Sometimes it can be confusing when acronyms are nearly identical. It would be in consumers' best interest to learn the difference between OLED and QLED before browsing for new TVs. OLED stands for "organic light-emitting diode" while QLED stands for "Quantum Dot LED" (according to Samsung). Quantum dots are extremely small semiconductors that backlight a Liquid Crystal Display. Many people think "QLED" was a label intentionally chosen to look similar to "OLED", despite not being the same technology.
Mitch wants to know the difference between OLED and QLED. Leo says there's a huge difference and QLED is just a marketing ploy by Samsung to lure those interested in OLED to their LED TVs. It uses "quantum dot" LEDs, which are very small. OLEDs are organic LEDs, which can be brighter.
Tom purchased a new OLED TV and it brought him to do research into the average diameter of an atomic nucleus and cutting circuit lines. Tom wants to know how production facilities are able to cut circuit lines so small and address the wiring grid within so that they don't overlap one another. Leo tells Tom that the process is called Microlithography, which he explains is similar to the idea of silk screening: Painters paint on a screen of silk and then apply ink to it, and the ink goes through the part of the silk that isn't painted.
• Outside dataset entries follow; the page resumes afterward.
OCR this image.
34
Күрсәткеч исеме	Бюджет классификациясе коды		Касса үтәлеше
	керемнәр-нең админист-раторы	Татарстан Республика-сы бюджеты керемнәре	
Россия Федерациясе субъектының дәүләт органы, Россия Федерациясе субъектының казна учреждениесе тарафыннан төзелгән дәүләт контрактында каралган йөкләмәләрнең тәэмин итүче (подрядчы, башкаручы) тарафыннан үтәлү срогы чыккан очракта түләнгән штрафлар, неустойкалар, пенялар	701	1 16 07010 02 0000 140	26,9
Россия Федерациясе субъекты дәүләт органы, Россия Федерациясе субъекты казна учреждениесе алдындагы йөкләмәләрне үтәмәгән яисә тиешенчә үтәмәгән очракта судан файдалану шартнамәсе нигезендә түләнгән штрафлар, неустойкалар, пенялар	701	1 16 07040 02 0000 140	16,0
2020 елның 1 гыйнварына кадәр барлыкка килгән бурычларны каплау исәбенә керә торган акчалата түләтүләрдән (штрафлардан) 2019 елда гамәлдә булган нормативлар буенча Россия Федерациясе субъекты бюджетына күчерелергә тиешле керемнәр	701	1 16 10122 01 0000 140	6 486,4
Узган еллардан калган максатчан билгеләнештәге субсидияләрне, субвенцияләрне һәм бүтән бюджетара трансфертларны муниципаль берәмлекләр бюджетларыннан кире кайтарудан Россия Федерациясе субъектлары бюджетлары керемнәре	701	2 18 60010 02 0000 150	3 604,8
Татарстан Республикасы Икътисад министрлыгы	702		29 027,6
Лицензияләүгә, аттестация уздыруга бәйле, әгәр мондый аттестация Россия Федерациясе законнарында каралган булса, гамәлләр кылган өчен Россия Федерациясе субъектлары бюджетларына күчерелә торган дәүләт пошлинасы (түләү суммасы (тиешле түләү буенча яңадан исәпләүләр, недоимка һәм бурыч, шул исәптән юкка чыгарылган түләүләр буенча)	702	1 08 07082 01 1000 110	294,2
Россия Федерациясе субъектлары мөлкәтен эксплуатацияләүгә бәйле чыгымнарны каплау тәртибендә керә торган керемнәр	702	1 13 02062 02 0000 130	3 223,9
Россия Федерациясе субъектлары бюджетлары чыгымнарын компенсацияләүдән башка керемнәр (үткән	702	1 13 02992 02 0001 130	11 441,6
It's a fascinating process.
Marcello wants to get a new 4K TV to go with his new home. Should he wait for HDMI 2.1? Leo says the only real reason to wait for HDMI 2.1 is to buy an 8K TV, which isn't really practical right now because they're too expensive and there's no content for them. It's still a few years away. The more important feature is HDR. So there's no real reason to wait. If money is no object for Marcello, then the LG C8 OLED is the best TV ever. But it's $8,000 for a 70". If he can afford it, it's gorgeous display.
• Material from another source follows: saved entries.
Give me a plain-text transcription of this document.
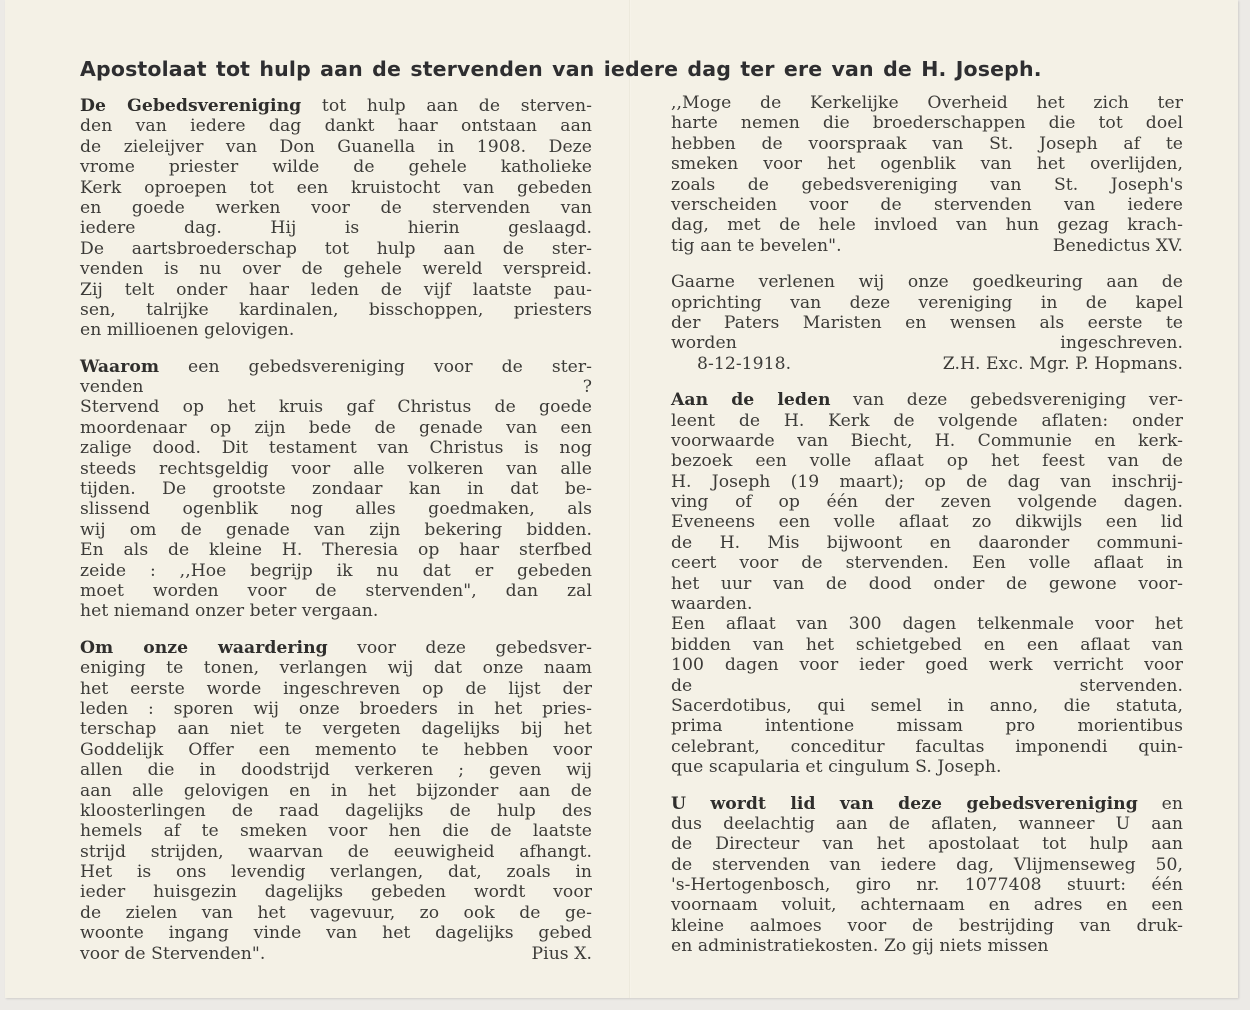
Apostolaat tot hulp aan de stervenden van iedere dag ter ere van de H. Joseph.
De Gebedsvereniging tot hulp aan de sterven-
den van iedere dag dankt haar ontstaan aan
de zieleijver van Don Guanella in 1908. Deze
vrome priester wilde de gehele katholieke
Kerk oproepen tot een kruistocht van gebeden
en goede werken voor de stervenden van
iedere dag. Hij is hierin geslaagd.
De aartsbroederschap tot hulp aan de ster-
venden is nu over de gehele wereld verspreid.
Zij telt onder haar leden de vijf laatste pau-
sen, talrijke kardinalen, bisschoppen, priesters
en millioenen gelovigen.
Waarom een gebedsvereniging voor de ster-
venden ?
Stervend op het kruis gaf Christus de goede
moordenaar op zijn bede de genade van een
zalige dood. Dit testament van Christus is nog
steeds rechtsgeldig voor alle volkeren van alle
tijden. De grootste zondaar kan in dat be-
slissend ogenblik nog alles goedmaken, als
wij om de genade van zijn bekering bidden.
En als de kleine H. Theresia op haar sterfbed
zeide : ,,Hoe begrijp ik nu dat er gebeden
moet worden voor de stervenden", dan zal
het niemand onzer beter vergaan.
Om onze waardering voor deze gebedsver-
eniging te tonen, verlangen wij dat onze naam
het eerste worde ingeschreven op de lijst der
leden : sporen wij onze broeders in het pries-
terschap aan niet te vergeten dagelijks bij het
Goddelijk Offer een memento te hebben voor
allen die in doodstrijd verkeren ; geven wij
aan alle gelovigen en in het bijzonder aan de
kloosterlingen de raad dagelijks de hulp des
hemels af te smeken voor hen die de laatste
strijd strijden, waarvan de eeuwigheid afhangt.
Het is ons levendig verlangen, dat, zoals in
ieder huisgezin dagelijks gebeden wordt voor
de zielen van het vagevuur, zo ook de ge-
woonte ingang vinde van het dagelijks gebed
voor de Stervenden".	Pius X.
,,Moge de Kerkelijke Overheid het zich ter
harte nemen die broederschappen die tot doel
hebben de voorspraak van St. Joseph af te
smeken voor het ogenblik van het overlijden,
zoals de gebedsvereniging van St. Joseph's
verscheiden voor de stervenden van iedere
dag, met de hele invloed van hun gezag krach-
tig aan te bevelen".	Benedictus XV.
Gaarne verlenen wij onze goedkeuring aan de
oprichting van deze vereniging in de kapel
der Paters Maristen en wensen als eerste te
worden ingeschreven.
8-12-1918.	Z.H. Exc. Mgr. P. Hopmans.
Aan de leden van deze gebedsvereniging ver-
leent de H. Kerk de volgende aflaten: onder
voorwaarde van Biecht, H. Communie en kerk-
bezoek een volle aflaat op het feest van de
H. Joseph (19 maart); op de dag van inschrij-
ving of op één der zeven volgende dagen.
Eveneens een volle aflaat zo dikwijls een lid
de H. Mis bijwoont en daaronder communi-
ceert voor de stervenden. Een volle aflaat in
het uur van de dood onder de gewone voor-
waarden.
Een aflaat van 300 dagen telkenmale voor het
bidden van het schietgebed en een aflaat van
100 dagen voor ieder goed werk verricht voor
de stervenden.
Sacerdotibus, qui semel in anno, die statuta,
prima intentione missam pro morientibus
celebrant, conceditur facultas imponendi quin-
que scapularia et cingulum S. Joseph.
U wordt lid van deze gebedsvereniging en
dus deelachtig aan de aflaten, wanneer U aan
de Directeur van het apostolaat tot hulp aan
de stervenden van iedere dag, Vlijmenseweg 50,
's-Hertogenbosch, giro nr. 1077408 stuurt: één
voornaam voluit, achternaam en adres en een
kleine aalmoes voor de bestrijding van druk-
en administratiekosten. Zo gij niets missen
What is the difference between OLED and QLED? Scott says that OLED is Organic Light Emitting Diodes, and is based on organic chemistry, or carbon. That's how it makes light. QLED, on the other hand, stands for Quantum Dot Light Emitting Diode, and it's just a higher end LCD TV. The light source behind the panel is using quantum dots, including LEDs to illuminate the image. They are completely different technologies. But the "QLED" term confuses people, and they may think they're getting a special OLED screen, but they aren't.
Vincent has an Nvidia Shield and the Channel Master over-the-air DVR and he's loving it. He's glad he cut the cable. But he wants to upgrade from his old Samsung 1080i TV. What should he get? Rich says that all he really needs on a TV these days is an HDMI and Coax input for his antenna. He doesn't even need a smart TV because they rarely get updated. It's better to get a TV without smart features and a Roku or Apple TV. There is one exception, though. Roku enabled smartTVs are worth it because they do get updated. Amazon also offers TVs with Fire TV built in.
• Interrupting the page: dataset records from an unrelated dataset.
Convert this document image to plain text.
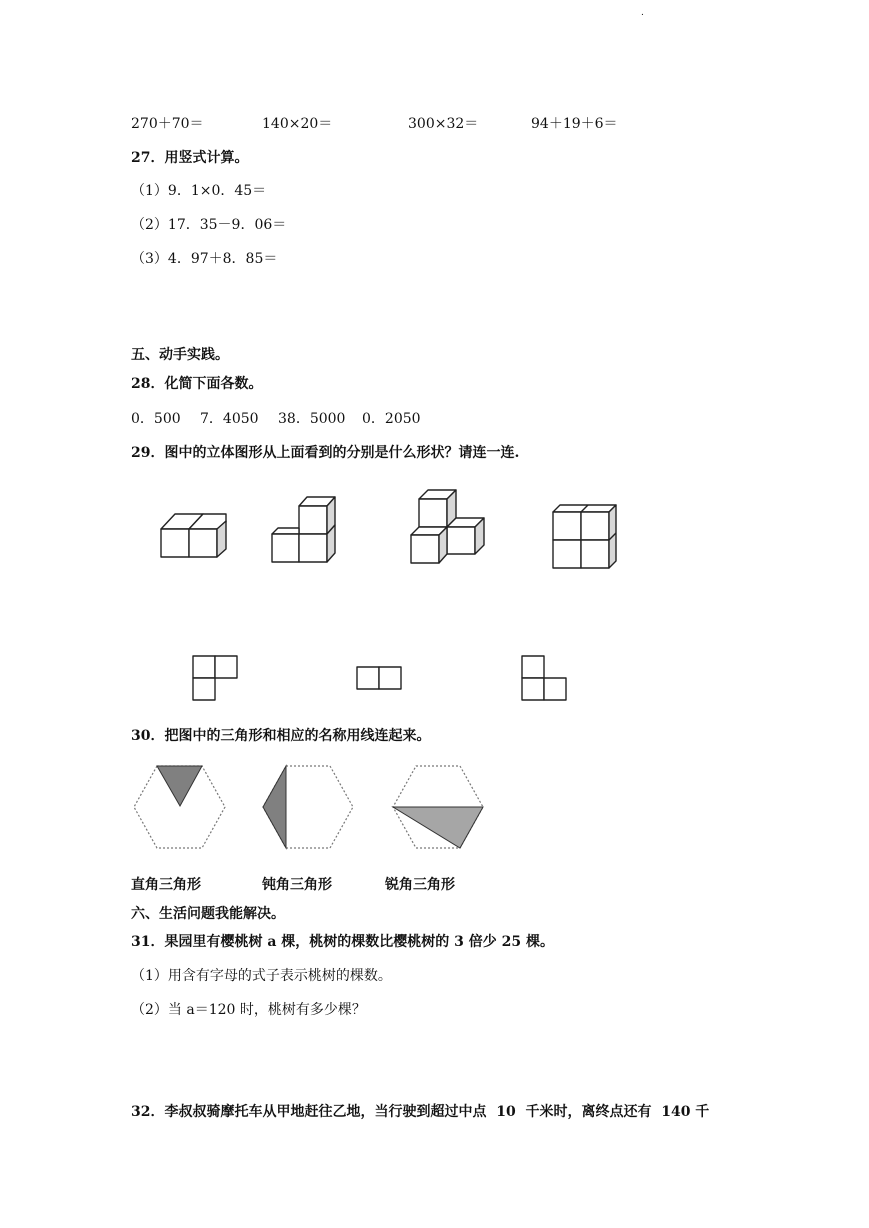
.
270＋70＝	140×20＝	300×32＝	94＋19＋6＝
27．用竖式计算。
（1）9．1×0．45＝
（2）17．35－9．06＝
（3）4．97＋8．85＝
五、动手实践。
28．化简下面各数。
0．500 7．4050 38．5000 0．2050
29．图中的立体图形从上面看到的分别是什么形状？请连一连.
30．把图中的三角形和相应的名称用线连起来。
直角三角形	钝角三角形	锐角三角形
六、生活问题我能解决。
31．果园里有樱桃树 a 棵，桃树的棵数比樱桃树的 3 倍少 25 棵。
（1）用含有字母的式子表示桃树的棵数。
（2）当 a＝120 时，桃树有多少棵？
32．李叔叔骑摩托车从甲地赶往乙地，当行驶到超过中点  10  千米时，离终点还有  140 千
John has a Samsung Galaxy Tab S4 and it has an OLED screen. Leo says that's a great model. Is it better than an iPad? Leo says an iPad has True Tone, which helps calibrate the image to the ambient light. Leo's opinion is that nothing beats OLED. But then again, we haven't heard if the new iPads will have OLED yet. Apple's position is that the iPad screens are great. But then again, iPhone X screens are OLED. If they do use OLED, they will be made by Samsung. So it won't be any better.
Tom is buying a new TV today and wants to know what to get. Leo says it depends on his budget. If he's spending a few thousand, then OLED is the way to go. Better yet, he should get a larger size than he would think. If he's at less than a 10' viewing distance, 55" is OK, but Leo likes 70". HDR makes a significant difference if he likes to watch movies. 4K, for sure. But everything else in the chain has to be 4K HDR in order to get the benefit.
Scott has been reviewing the LG 55C8 OLED TV and he's pretty impressed with it. It has an automatic calibration utility, but you'd need the meter and software to do it. Once you have that, it will run the calibration and set your TV automatically. There is a bug, however, found by the gang at AVS Forum, but SpectraCal, the company that wrote the auto calibration app, is fixing it. The bug only affects 100% saturated colors, so it has minimum effect since content rarely includes colors that are 100% saturated.
Mark has a 2012 Panasonic Viera and wants to know if he should upgrade to 4K. Leo says that the Viera was a plasma TV and it's really the best quality there is. And it still works! Yes, there's 4K, yes there's HDR. But 4K is only important if he's really close to the screen. Chances are, it won't be all that much of a difference. HDR, on the other hand, offers superior dynamic range. But unless he sees them side by side, he might not notice it. So Leo advises keeping that plasma TV until it dies. He can always upgrade then. And when he does, he's going to want to get an OLED.